Jules, agriculteur, et Jamel, étudiant, se rencontrent dans la cour de la ferme. L’entretien se poursuit dans le salon de la maison de Jules. Après l’entretien, Jamel notera dans son petit carnet : « Écoconstruction qui date des années 2020, ça se voit au style des ouvertures et des pergolas. Elle est plutôt bien conservée. Un peu plus loin, il y a des ombrières un peu anciennes aussi et les toutes nouvelles mini-éoliennes qui équipent beaucoup de maisons individuelles dans le coin qui est bien venté. » Pour l’instant, il explique l’objectif du rendez-vous :

  • Comme je vous l’ai dit au téléphone, je viens vous voir dans le cadre de mes études.
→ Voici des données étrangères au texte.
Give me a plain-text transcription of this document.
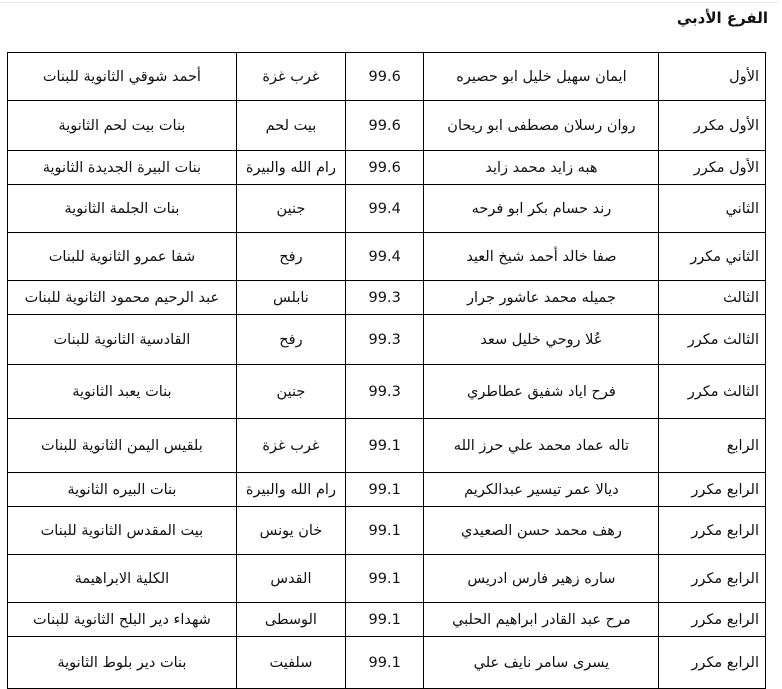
الفرع الأدبي
الأول	ايمان سهيل خليل ابو حصيره	99.6	غرب غزة	أحمد شوقي الثانوية للبنات
الأول مكرر	روان رسلان مصطفى ابو ريحان	99.6	بيت لحم	بنات بيت لحم الثانوية
الأول مكرر	هبه زايد محمد زايد	99.6	رام الله والبيرة	بنات البيرة الجديدة الثانوية
الثاني	رند حسام بكر ابو فرحه	99.4	جنين	بنات الجلمة الثانوية
الثاني مكرر	صفا خالد أحمد شيخ العيد	99.4	رفح	شفا عمرو الثانوية للبنات
الثالث	جميله محمد عاشور جرار	99.3	نابلس	عبد الرحيم محمود الثانوية للبنات
الثالث مكرر	عُلا روحي خليل سعد	99.3	رفح	القادسية الثانوية للبنات
الثالث مكرر	فرح اياد شفيق عطاطري	99.3	جنين	بنات يعبد الثانوية
الرابع	تاله عماد محمد علي حرز الله	99.1	غرب غزة	بلقيس اليمن الثانوية للبنات
الرابع مكرر	ديالا عمر تيسير عبدالكريم	99.1	رام الله والبيرة	بنات البيره الثانوية
الرابع مكرر	رهف محمد حسن الصعيدي	99.1	خان يونس	بيت المقدس الثانوية للبنات
الرابع مكرر	ساره زهير فارس ادريس	99.1	القدس	الكلية الابراهيمة
الرابع مكرر	مرح عبد القادر ابراهيم الحلبي	99.1	الوسطى	شهداء دير البلح الثانوية للبنات
الرابع مكرر	يسرى سامر نايف علي	99.1	سلفيت	بنات دير بلوط الثانوية
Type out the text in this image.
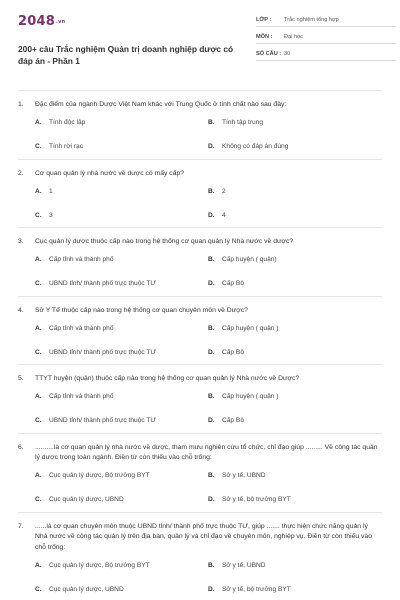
2048.vn
200+ câu Trắc nghiệm Quản trị doanh nghiệp dược có đáp án - Phần 1
LỚP :	Trắc nghiệm tổng hợp
MÔN :	Đại học
SỐ CÂU : 30
1.	Đặc điểm của ngành Dược Việt Nam khác với Trung Quốc ở tính chất nào sau đây:
A.	Tính độc lập	B.	Tính tập trung
C.	Tính rời rạc	D.	Không có đáp án đúng
2.	Cơ quan quản lý nhà nước về dược có mấy cấp?
A.	1	B.	2
C.	3	D.	4
3.	Cục quản lý dược thuộc cấp nào trong hệ thống cơ quan quản lý Nhà nước về dược?
A.	Cấp tỉnh và thành phố	B.	Cấp huyện ( quận)
C.	UBND tỉnh/ thành phố trực thuộc TƯ	D.	Cấp Bộ
4.	Sở Y Tế thuộc cấp nào trong hệ thống cơ quan chuyên môn về Dược?
A.	Cấp tỉnh và thành phố	B.	Cấp huyện ( quận )
C.	UBND tỉnh/ thành phố trực thuộc TƯ	D.	Cấp Bộ
5.	TTYT huyện (quận) thuộc cấp nào trong hệ thống cơ quan quản lý Nhà nước về Dược?
A.	Cấp tỉnh và thành phố	B.	Cấp huyện ( quận )
C.	UBND tỉnh/ thành phố trực thuộc TƯ	D.	Cấp Bộ
6.	..........là cơ quan quản lý nhà nước về dược, tham mưu nghiên cứu tổ chức, chỉ đạo giúp ......... Về công tác quản lý dược trong toàn ngành. Điền từ còn thiếu vào chỗ trống:
A.	Cục quản lý dược, Bộ trưởng BYT	B.	Sở y tế, UBND
C.	Cục quản lý dược, UBND	D.	Sở y tế, bộ trưởng BYT
7.	......là cơ quan chuyên môn thuộc UBND tỉnh/ thành phố trực thuộc TƯ, giúp ....... thực hiện chức năng quản lý Nhà nước về công tác quản lý trên địa bàn, quản lý và chỉ đạo về chuyên môn, nghiệp vụ. Điền từ còn thiếu vào chỗ trống:
A.	Cục quản lý dược, Bộ trưởng BYT	B.	Sở y tế, UBND
C.	Cục quản lý dược, UBND	D.	Sở y tế, bộ trưởng BYT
L’entretien porte sur votre activité et sur le bilan que vous faites de l’agriculture 4.0.
  • 4.0 ?
  • Oui, on est en 2040. L’agriculture a radicalement changé depuis 2020 et les gestionnaires parlent d’agriculture 4.0 pour décrire cette évolution.
  • Waouh !
  • Mais c’est juste un mot. Ce n’est pas important, ce qui compte c’est ce que vous avez à me dire. Si vous êtes d’accord l’entretien va être enregistré. Je dois le retranscrire en totalité dans le cadre de mon cours.
  • Oui, oui. D’accord. Oh, je vois que vous êtes venu avec votre chien.
  • Ça ne vous gêne pas ?
  • Non, d’ailleurs le mien l’a vu avant moi. J’aime quand deux chiens se rencontrent. C’est spontané. Et ça a l’air de bien marcher, tous les deux. J’espère que notre entretien sera aussi bien.
  • Alors, ma 1ère question, c’est... (Jamel cherche dans ses notes) pouvez-vous présenter votre exploitation ?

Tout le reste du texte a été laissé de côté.